A major news item was the new South (Woodland) Stand that would replace the Evans Halshaw Stand. This was a necessity as under Football League regulations Adams Park did not have enough seats and the League could throw out the club if the situation was not rectified. Planning permission was finally received and Linpave Construction Ltd were appointed as main contractors. The new two tier cantilever stand would house 5,000 seated spectators with segregated areas for families and the disabled. Other new facilities included 20 executive hospitality boxes that were advertised at £10,000 per box plus VAT. The existing roof was removed after the Oxford game on April 8th and the whole of the stand was unavailable for the last two home games, fans being relocated into the Amersham & Wycombe College Stand or the AXA Equity & Law Stand.

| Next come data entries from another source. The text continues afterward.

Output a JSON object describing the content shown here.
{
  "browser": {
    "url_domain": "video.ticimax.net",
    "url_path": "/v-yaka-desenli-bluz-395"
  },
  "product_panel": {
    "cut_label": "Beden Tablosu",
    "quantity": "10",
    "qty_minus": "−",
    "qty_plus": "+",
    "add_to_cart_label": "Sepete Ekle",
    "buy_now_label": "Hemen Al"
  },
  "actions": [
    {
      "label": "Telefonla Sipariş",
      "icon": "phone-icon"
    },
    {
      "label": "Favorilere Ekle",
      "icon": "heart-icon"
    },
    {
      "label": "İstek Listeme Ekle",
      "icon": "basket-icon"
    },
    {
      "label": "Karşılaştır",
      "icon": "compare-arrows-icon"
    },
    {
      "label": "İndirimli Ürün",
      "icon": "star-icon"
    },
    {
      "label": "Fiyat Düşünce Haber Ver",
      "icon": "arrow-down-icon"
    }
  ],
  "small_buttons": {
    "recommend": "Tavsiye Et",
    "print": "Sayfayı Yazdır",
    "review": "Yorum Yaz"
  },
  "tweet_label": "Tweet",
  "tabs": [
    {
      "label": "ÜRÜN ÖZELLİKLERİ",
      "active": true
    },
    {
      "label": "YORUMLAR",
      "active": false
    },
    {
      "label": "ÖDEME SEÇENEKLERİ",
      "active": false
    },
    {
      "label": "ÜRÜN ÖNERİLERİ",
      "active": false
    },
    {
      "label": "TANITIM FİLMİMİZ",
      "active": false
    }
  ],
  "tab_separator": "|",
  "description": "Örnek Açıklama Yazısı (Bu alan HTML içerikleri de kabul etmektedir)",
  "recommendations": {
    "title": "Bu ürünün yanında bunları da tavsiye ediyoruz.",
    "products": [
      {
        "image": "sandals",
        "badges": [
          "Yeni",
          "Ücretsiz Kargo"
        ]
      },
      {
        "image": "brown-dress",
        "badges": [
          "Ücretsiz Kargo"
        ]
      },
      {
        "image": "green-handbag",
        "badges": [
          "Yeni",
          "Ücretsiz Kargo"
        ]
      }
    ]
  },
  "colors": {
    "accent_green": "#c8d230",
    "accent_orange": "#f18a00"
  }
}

The results in the final third of the season were very inconsistent. Smith’s long ball tactics were not well accepted but there were some excellent Adams Park results. The 4-1 win over Stockport included a marvellous individual goal by Dave Carroll. Miquel Desouza claimed a hat trick in a midweek 5-2 demolition of Bradford City (interestingly he had also hit a trio in Wycombe’s 4-0 win at Valley Parade back in September). Three days later Burnley were beaten 4-1 at Adams Park with two goals from Keith Ryan who had returned from long term injury. The best league gate of the season was 6,727 for the local derby with Oxford United. The U’s won convincingly 3-0 on their way to the runners up position. On the downside just 2,836 turned out for the midweek 1-1 draw with Rotherham united in April, a record low for a Football League game at Adams Park.
The season whimpered out with the club rooted in mid-table. Desouza was leading goal scorer with an impressive 18 league plus two cup goals. After so many successes over the previous five campaigns 1995/96 was generally regarded as disappointing. This was reflected in the season’s average league attendance at Adams Park being 4,573 - almost 22% down on the 1994/95 equivalent.
This article first appeared in the club's matchday programme on Tuesday 29th September 2015.